Over the cow stood a farmer, and slung over his slumped shoulder was the rifle he had just used to put the cow out of its misery, because despite the heat the cow hadn’t died in the fire it hadn’t been able to escape.
One hand, out front, held the stock of the rifle stable. His other hand was covering his down-turned face, and he was crying.
Behind him, other cattle could be seen. All in the same state: blackened, dead or dying.
That image, published almost 20 years ago in Australia, is seared into my brain. It’s what I think of when I think about climate change.
I grew up in Australia during a period known as the Millennium Drought. It was from the mid-to-late 1990s through to about 2010, and is regarded as the worst drought in Australia since European settlement.
Daily newspapers reported not just the weather forecast, but also the amount of water held in the reservoirs and dams around the city where I lived.
I remember this because I read the newspaper daily from about the age of eight at the behest of my mother. It was one of my daily chores, and her reasoning was that if I was old enough for action movies and video games, I was old enough to know about the real thing — and the real thing was ugly.
Growing up in a drought, I spent a lot of time thinking about climate change, which to this day I think of as all about water — an abundance, or lack thereof.
In those formative years of my life, I had the importance of water drilled into my skull daily.
It wasn’t just newspapers and the rest of the media and the government and the scientists, it was also the water bill each month (yes, water is metered in Australia, and when there were drought conditions in place, you paid a lot of money).
Under the iron rule of my parents, that meant we had two-minute showers, no water fights, no washing your car in your driveway, no watering your lawn.
Any gardens on our street that were suspiciously green had little signs somewhere visible that defensively explained that the homeowners used self-collected tank water to keep their front yards from turning into a dust-bowl.
Outside of the cities, the situation wasn’t just dead gardens and insufficiently long showers — it was true misery.
I learned that climate change isn’t just quirky changes to weather patterns — it’s prolonged drought, fire, floods, and death.
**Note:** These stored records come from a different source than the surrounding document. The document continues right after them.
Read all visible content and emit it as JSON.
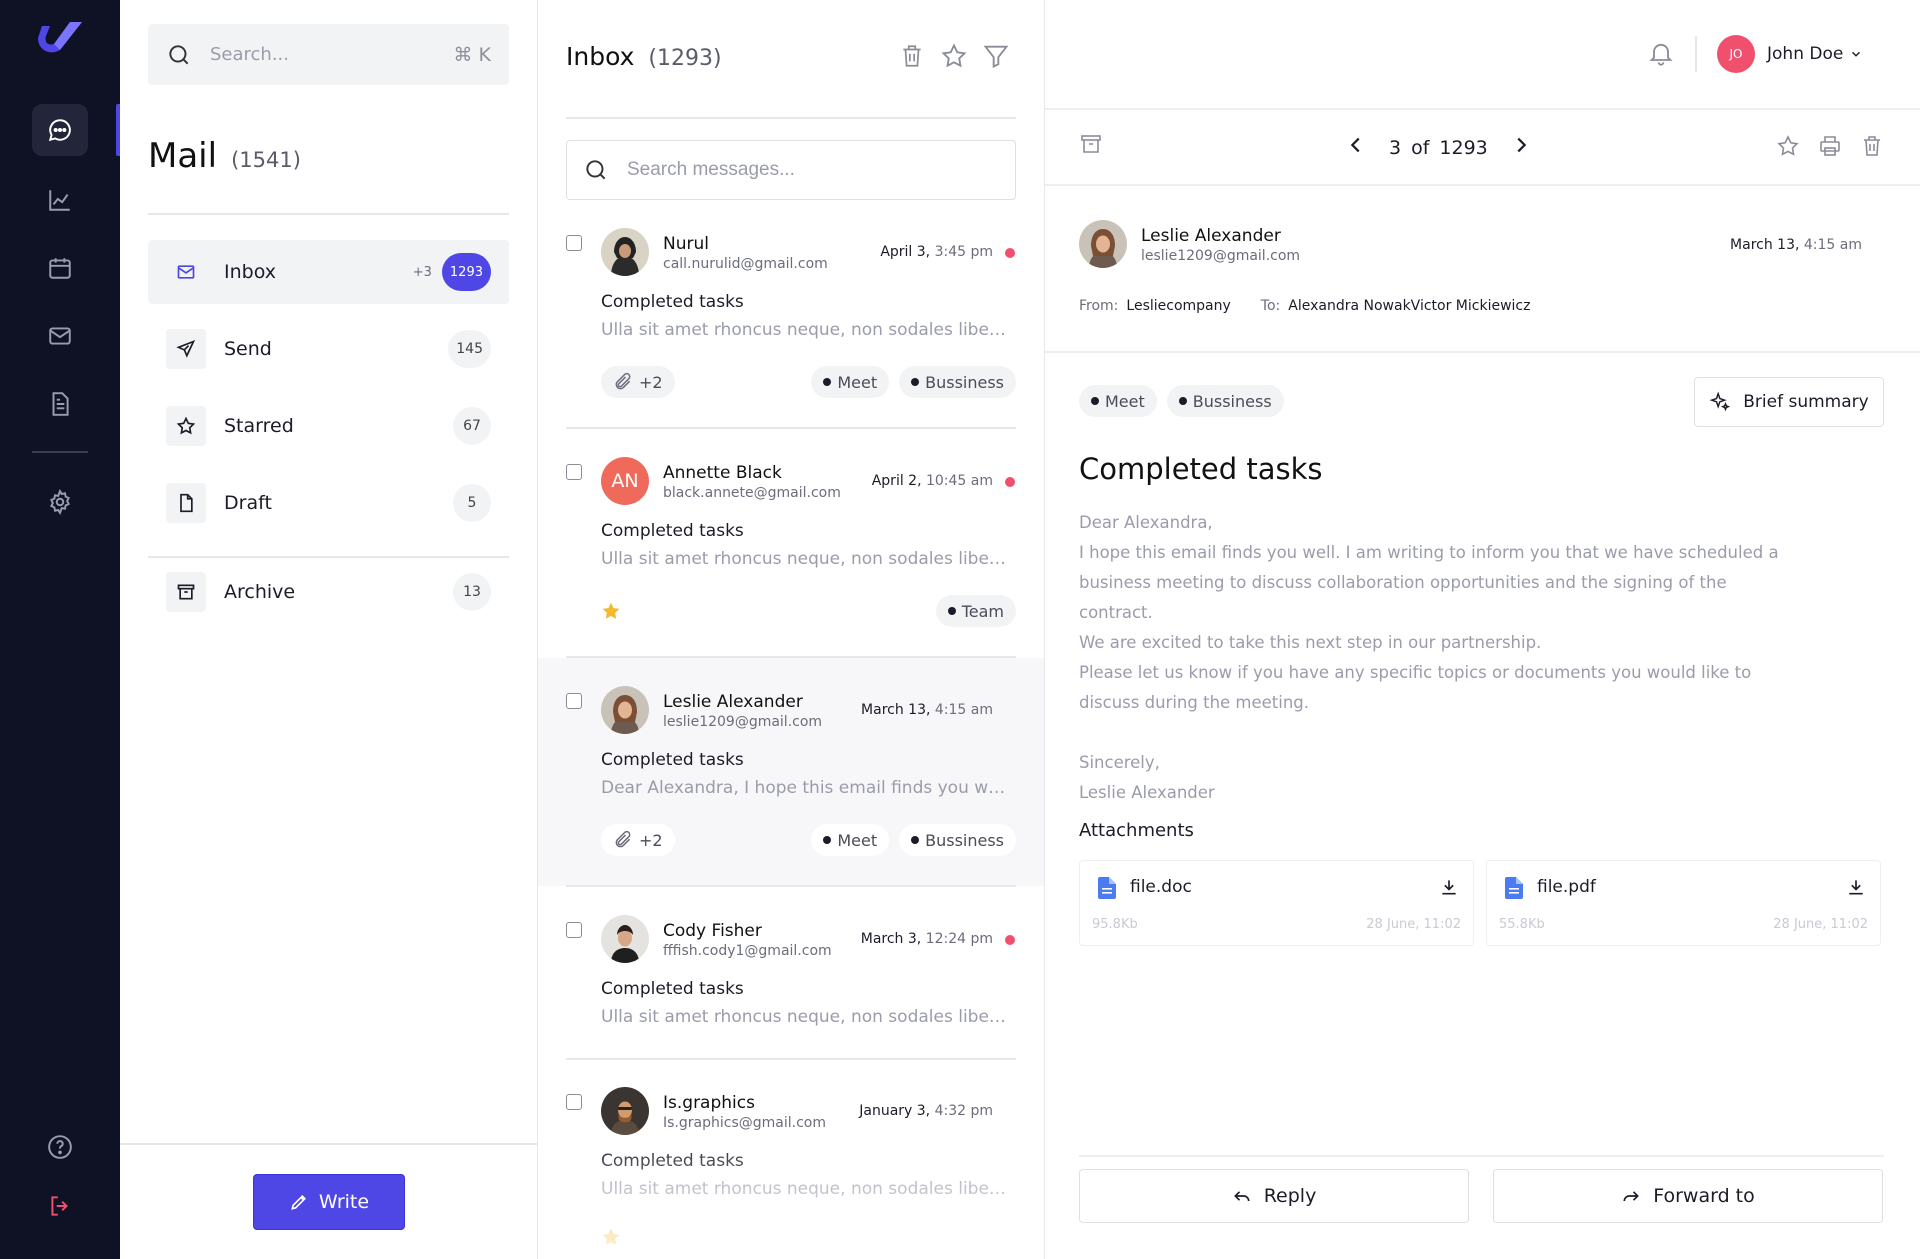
{
  "search": {
    "placeholder": "Search...",
    "shortcut": "⌘ K"
  },
  "mail": {
    "title": "Mail",
    "count": "(1541)"
  },
  "folders": [
    {
      "label": "Inbox",
      "plus": "+3",
      "count": "1293"
    },
    {
      "label": "Send",
      "count": "145"
    },
    {
      "label": "Starred",
      "count": "67"
    },
    {
      "label": "Draft",
      "count": "5"
    },
    {
      "label": "Archive",
      "count": "13"
    }
  ],
  "write_label": "Write",
  "inbox": {
    "title": "Inbox",
    "count": "(1293)",
    "search_placeholder": "Search messages..."
  },
  "messages": [
    {
      "name": "Nurul",
      "email": "call.nurulid@gmail.com",
      "date": "April 3,",
      "time": "3:45 pm",
      "subject": "Completed tasks",
      "preview": "Ulla sit amet rhoncus neque, non sodales libero. In hac habitasse platea",
      "attach": "+2",
      "tags": [
        "Meet",
        "Bussiness"
      ]
    },
    {
      "name": "Annette Black",
      "initials": "AN",
      "email": "black.annete@gmail.com",
      "date": "April 2,",
      "time": "10:45 am",
      "subject": "Completed tasks",
      "preview": "Ulla sit amet rhoncus neque, non sodales libero. In hac habitasse platea",
      "tags": [
        "Team"
      ]
    },
    {
      "name": "Leslie Alexander",
      "email": "leslie1209@gmail.com",
      "date": "March 13,",
      "time": "4:15 am",
      "subject": "Completed tasks",
      "preview": "Dear Alexandra, I hope this email finds you well. I am writing to inform",
      "attach": "+2",
      "tags": [
        "Meet",
        "Bussiness"
      ]
    },
    {
      "name": "Cody Fisher",
      "email": "fffish.cody1@gmail.com",
      "date": "March 3,",
      "time": "12:24 pm",
      "subject": "Completed tasks",
      "preview": "Ulla sit amet rhoncus neque, non sodales libero. In hac habitasse platea"
    },
    {
      "name": "Is.graphics",
      "email": "Is.graphics@gmail.com",
      "date": "January 3,",
      "time": "4:32 pm",
      "subject": "Completed tasks",
      "preview": "Ulla sit amet rhoncus neque, non sodales libero. In hac habitasse platea"
    }
  ],
  "user": {
    "initials": "JO",
    "name": "John Doe"
  },
  "pager": {
    "current": "3",
    "of": "of",
    "total": "1293"
  },
  "reader": {
    "sender_name": "Leslie Alexander",
    "sender_email": "leslie1209@gmail.com",
    "date": "March 13,",
    "time": "4:15 am",
    "from_label": "From:",
    "from": "Lesliecompany",
    "to_label": "To:",
    "to": "Alexandra NowakVictor Mickiewicz",
    "tags": [
      "Meet",
      "Bussiness"
    ],
    "brief_label": "Brief summary",
    "subject": "Completed tasks",
    "body": [
      "Dear Alexandra,",
      "I hope this email finds you well. I am writing to inform you that we have scheduled a",
      "business meeting to discuss collaboration opportunities and the signing of the contract.",
      "We are excited to take this next step in our partnership.",
      "Please let us know if you have any specific topics or documents you would like to",
      "discuss during the meeting.",
      "",
      "Sincerely,",
      "Leslie Alexander"
    ],
    "attachments_title": "Attachments",
    "attachments": [
      {
        "name": "file.doc",
        "size": "95.8Kb",
        "date": "28 June, 11:02"
      },
      {
        "name": "file.pdf",
        "size": "55.8Kb",
        "date": "28 June, 11:02"
      }
    ],
    "reply_label": "Reply",
    "forward_label": "Forward to"
  },
  "colors": {
    "accent": "#4e47e5",
    "rail": "#0f1225",
    "unread": "#f0506e",
    "star": "#f5b82e"
  }
}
It compounds itself, and gets worse with each year, never giving anyone a break. It’s lost livelihoods, communities demolished, families destroyed.
As I write this on Monday, Aug. 9, 2021, in Fernie, B.C., global news outlets are reporting about a study from the United Nations that unequivocally places the blame for climate change on human activity.
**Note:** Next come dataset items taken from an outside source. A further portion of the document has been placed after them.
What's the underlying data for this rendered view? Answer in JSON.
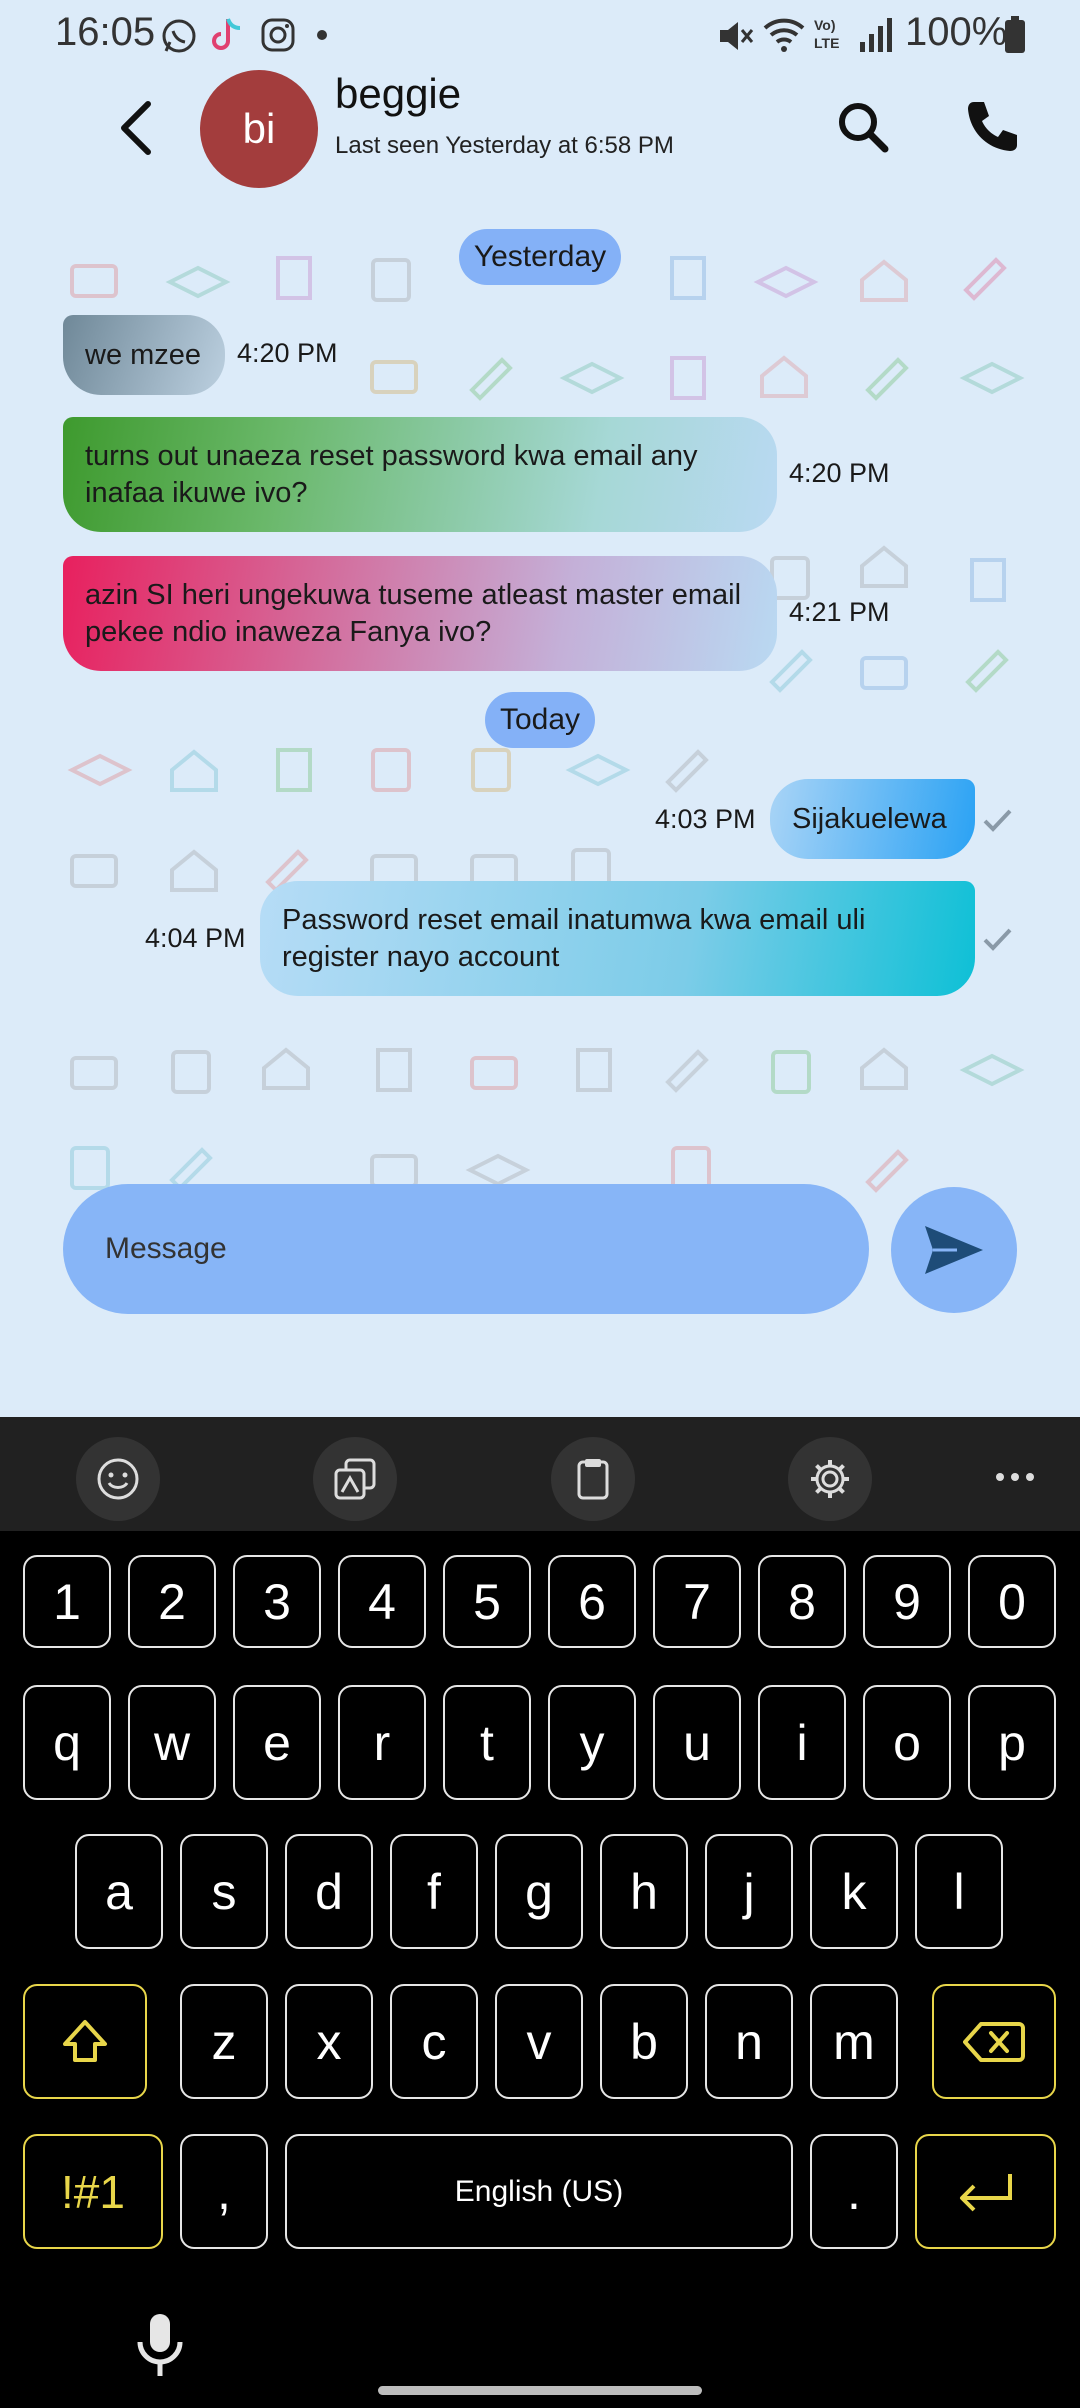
{
  "status": {
    "time": "16:05",
    "battery": "100%"
  },
  "header": {
    "avatar_initials": "bi",
    "name": "beggie",
    "last_seen": "Last seen Yesterday at 6:58 PM"
  },
  "chat": {
    "date_yesterday": "Yesterday",
    "date_today": "Today",
    "messages": [
      {
        "text": "we mzee",
        "time": "4:20 PM",
        "dir": "in"
      },
      {
        "text": "turns out unaeza reset password kwa email any inafaa ikuwe ivo?",
        "time": "4:20 PM",
        "dir": "in"
      },
      {
        "text": "azin SI  heri ungekuwa tuseme atleast master email pekee ndio inaweza Fanya ivo?",
        "time": "4:21 PM",
        "dir": "in"
      },
      {
        "text": "Sijakuelewa",
        "time": "4:03 PM",
        "dir": "out"
      },
      {
        "text": "Password reset email inatumwa kwa email uli register nayo account",
        "time": "4:04 PM",
        "dir": "out"
      }
    ]
  },
  "composer": {
    "placeholder": "Message"
  },
  "keyboard": {
    "numbers": [
      "1",
      "2",
      "3",
      "4",
      "5",
      "6",
      "7",
      "8",
      "9",
      "0"
    ],
    "row1": [
      "q",
      "w",
      "e",
      "r",
      "t",
      "y",
      "u",
      "i",
      "o",
      "p"
    ],
    "row2": [
      "a",
      "s",
      "d",
      "f",
      "g",
      "h",
      "j",
      "k",
      "l"
    ],
    "row3": [
      "z",
      "x",
      "c",
      "v",
      "b",
      "n",
      "m"
    ],
    "symbols_label": "!#1",
    "comma": ",",
    "space_label": "English (US)",
    "period": "."
  },
  "colors": {
    "chat_bg": "#dcebf9",
    "accent": "#87b5f7",
    "keyboard_accent": "#e8d64a",
    "avatar": "#a33d3d"
  }
}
I listened to it being talked about on the radio, I’ve taken the time to go have an entirely inadequate read of the dot points of the report itself, and while I think the report is interesting and worth a deeper dive, I can’t help but feel both utter misery that this conversation is still happening, and bewilderment that climate change is still a topic of debate at all.
When I was 13, I wondered if there was even a future to look forward to. In my corner of planet Earth, there was no water, the news was all about how everything was going wrong, and how farmers were losing their livelihoods and dying (mostly to suicide) as a result of what the climate was doing. It all seemed very urgent.
That particular drought broke in 2010 (right after a fire season that killed 173 people and countless wildlife), but agricultural land in Australia continues to degrade from longer, hotter, dryer summers. The fires are more frequent, and they burn for longer and deep into cooler seasons.
Years later, living in another country on another continent in a different hemisphere, I still cringe every time I go past a luscious green lawn being drowned by a sprinkler that’s been going at it all day, and I still feel guilt any time I waste water I didn’t need to waste. I know I’m living somewhere different, with a different climate, and different rain patterns but, as we’ve all just seen, droughts can sneak up and hang around. The longer they last, the more dangerous they get, the more risk of fire.
The rain that we got this weekend was certainly appreciated, but I think it’s probably time for a little more appreciation and planning. I think Canadians need to start appreciating water a little more, even if just to temper some entitlements.
In my humble opinion, that means less wastage, more water tanks, automatic summer water restrictions and more public education on the capacity of our water supplies.
There’s a lot of water here in Canada, but it’s only here until it isn’t.
–Scott Tibballs is the editor of The Free Press.